What Really Happened

Spoiler alert: talk of what happens in several recent films ahead.

Two screenwriting trends that have emerged in recent years have caught my attention. The first is the device in which, while at first glance the movie appears to tell a straightforward story, in fact part of the story was not 'true' in the movie's world. It was either made up or dreamed or fantasized by one of the characters. 'Figuring out' the movie then entails determining where this break between the movie's reality and the character's fantasy occurred, absent any of the usual cues like wavy lines or ethereal music, though sometimes with more subtle ones. The Usual Suspects, Mulholland Dr. and Swimming Pool could all be cited as examples. The funny thing about this technique is that only critically acclaimed movies seem to use it. I'm not aware of any crappy movies that had such a twist in them. Some are probably out there, but they're forgotten indies or B movies rather than Hollywood blockbusters.

The other trend is the ambiguous ending, which sometimes renders the entire plot ambiguous. In this case, there is usually evidence presented for multiple explanations of the action, but it seems to have been carefully balanced so that only each viewer's personal prejudices will lead them to conclude that one or another was what really happened. I hesitate to name examples for the reasons below, but the one I just watched that inspired this was Caché. I think The Minus Man also qualifies, or at least it wanted to.
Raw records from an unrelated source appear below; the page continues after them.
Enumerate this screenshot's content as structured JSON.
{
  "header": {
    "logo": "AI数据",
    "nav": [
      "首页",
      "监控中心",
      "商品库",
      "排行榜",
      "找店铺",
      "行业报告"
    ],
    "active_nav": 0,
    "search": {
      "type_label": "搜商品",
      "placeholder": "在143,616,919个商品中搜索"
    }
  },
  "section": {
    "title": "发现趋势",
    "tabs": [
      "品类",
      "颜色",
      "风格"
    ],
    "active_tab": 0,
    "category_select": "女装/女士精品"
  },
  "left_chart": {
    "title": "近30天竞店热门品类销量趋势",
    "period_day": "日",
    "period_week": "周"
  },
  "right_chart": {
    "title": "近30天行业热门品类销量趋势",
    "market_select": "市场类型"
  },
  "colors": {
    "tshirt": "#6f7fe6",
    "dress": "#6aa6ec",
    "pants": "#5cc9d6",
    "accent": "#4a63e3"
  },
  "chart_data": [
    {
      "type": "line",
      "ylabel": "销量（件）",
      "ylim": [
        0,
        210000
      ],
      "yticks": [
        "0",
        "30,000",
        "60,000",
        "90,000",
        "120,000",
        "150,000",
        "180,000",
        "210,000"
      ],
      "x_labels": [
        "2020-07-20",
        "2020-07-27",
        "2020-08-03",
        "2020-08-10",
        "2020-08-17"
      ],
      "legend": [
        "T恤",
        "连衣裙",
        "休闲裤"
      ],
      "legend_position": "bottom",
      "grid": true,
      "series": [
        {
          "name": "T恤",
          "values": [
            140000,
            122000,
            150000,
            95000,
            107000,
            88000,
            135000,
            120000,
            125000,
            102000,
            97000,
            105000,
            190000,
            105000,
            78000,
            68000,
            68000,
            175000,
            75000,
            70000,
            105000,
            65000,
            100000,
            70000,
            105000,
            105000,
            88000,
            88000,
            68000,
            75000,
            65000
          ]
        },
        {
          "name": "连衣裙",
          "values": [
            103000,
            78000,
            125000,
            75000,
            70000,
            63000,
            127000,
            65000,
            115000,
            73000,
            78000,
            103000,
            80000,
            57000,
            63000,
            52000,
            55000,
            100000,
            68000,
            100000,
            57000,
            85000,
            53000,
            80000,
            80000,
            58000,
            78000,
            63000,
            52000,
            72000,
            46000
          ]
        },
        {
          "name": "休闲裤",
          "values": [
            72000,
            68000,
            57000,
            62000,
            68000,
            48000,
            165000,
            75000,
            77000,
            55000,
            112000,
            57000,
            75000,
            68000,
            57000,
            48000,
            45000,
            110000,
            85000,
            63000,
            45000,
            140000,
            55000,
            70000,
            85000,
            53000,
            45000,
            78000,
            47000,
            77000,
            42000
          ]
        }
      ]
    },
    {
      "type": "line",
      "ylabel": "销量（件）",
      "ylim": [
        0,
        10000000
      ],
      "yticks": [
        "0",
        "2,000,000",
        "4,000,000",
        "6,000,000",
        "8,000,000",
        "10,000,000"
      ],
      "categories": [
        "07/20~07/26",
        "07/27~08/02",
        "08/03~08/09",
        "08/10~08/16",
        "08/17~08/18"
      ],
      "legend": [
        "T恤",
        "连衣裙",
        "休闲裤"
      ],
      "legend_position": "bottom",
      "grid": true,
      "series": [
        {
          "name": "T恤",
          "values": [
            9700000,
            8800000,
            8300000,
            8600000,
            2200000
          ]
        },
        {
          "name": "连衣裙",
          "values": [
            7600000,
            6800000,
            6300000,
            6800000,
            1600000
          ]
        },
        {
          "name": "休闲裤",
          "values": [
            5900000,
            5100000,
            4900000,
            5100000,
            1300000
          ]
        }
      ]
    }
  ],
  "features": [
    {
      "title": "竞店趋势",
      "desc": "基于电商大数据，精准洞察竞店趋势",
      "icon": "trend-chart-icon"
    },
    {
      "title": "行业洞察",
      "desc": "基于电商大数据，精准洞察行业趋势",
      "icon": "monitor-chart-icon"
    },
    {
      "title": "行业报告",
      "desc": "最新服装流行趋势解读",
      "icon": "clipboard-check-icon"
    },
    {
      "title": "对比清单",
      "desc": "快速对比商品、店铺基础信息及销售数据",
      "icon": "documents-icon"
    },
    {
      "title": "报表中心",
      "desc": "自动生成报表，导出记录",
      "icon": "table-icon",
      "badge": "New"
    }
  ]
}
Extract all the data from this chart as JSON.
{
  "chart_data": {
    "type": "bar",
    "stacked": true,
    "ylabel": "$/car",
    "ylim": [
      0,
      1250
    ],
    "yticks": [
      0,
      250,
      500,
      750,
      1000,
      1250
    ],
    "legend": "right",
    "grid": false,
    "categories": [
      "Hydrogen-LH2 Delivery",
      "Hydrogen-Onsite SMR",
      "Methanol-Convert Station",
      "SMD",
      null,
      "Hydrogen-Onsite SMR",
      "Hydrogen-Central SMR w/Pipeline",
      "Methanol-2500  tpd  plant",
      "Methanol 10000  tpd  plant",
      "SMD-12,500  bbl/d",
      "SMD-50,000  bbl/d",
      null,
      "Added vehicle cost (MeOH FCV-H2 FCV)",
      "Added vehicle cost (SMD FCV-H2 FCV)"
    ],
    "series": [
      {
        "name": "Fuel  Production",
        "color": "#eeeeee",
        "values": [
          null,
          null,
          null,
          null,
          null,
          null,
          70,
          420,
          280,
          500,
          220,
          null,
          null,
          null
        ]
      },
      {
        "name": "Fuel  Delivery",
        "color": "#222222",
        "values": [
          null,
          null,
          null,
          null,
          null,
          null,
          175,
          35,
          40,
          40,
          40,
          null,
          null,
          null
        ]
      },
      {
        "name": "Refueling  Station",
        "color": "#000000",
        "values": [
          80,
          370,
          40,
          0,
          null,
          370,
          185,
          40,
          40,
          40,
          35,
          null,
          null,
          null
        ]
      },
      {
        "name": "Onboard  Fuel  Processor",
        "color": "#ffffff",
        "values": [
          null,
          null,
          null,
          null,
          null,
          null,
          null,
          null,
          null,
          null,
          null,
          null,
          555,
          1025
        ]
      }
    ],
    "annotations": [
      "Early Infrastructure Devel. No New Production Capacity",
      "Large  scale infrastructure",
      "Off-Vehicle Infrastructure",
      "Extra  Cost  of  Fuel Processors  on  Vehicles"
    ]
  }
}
There are two points to be made, and this thread illustrates both pretty well. First, these two techniques tend to dovetail. For many films that appear to divert from reality into a character's fantasy, the question can be asked, did they just imagine all that, or did it really happen? This is the case at least for Memento and Swimming Pool. And for any film with an ambiguous ending you can find at least one person arguing that some part of the movie was just imagined. The second is that the ambiguous ending is particularly devilish, because you never know for sure if it was meant to be ambiguous, or if there really is one true explanation, toward which one piece of evidence tips the scales. After all there are many films, such as The Usual Suspects and Primer, which might seem inexplicable on first viewing, but in fact have perfectly logical explanations. This always provokes arguments, and thus this is probably the easiest way to make a movie that "you'll be talking about for hours!" The director always refuses to say anything one way or the other. The question often comes up in these arguments of what makes it a better movie. Does it make a point about realism or anything else to have a truly ambiguous ending? Are some of the explanations just too mundane to be true? After a while I feel a bit embarrassed to be debating something that seems to have been constructed for the sole purpose of being debatable--though again, most of the movies that use this have plenty else going for them, and meaningful ideas that are not weakened one way or the other by the ending.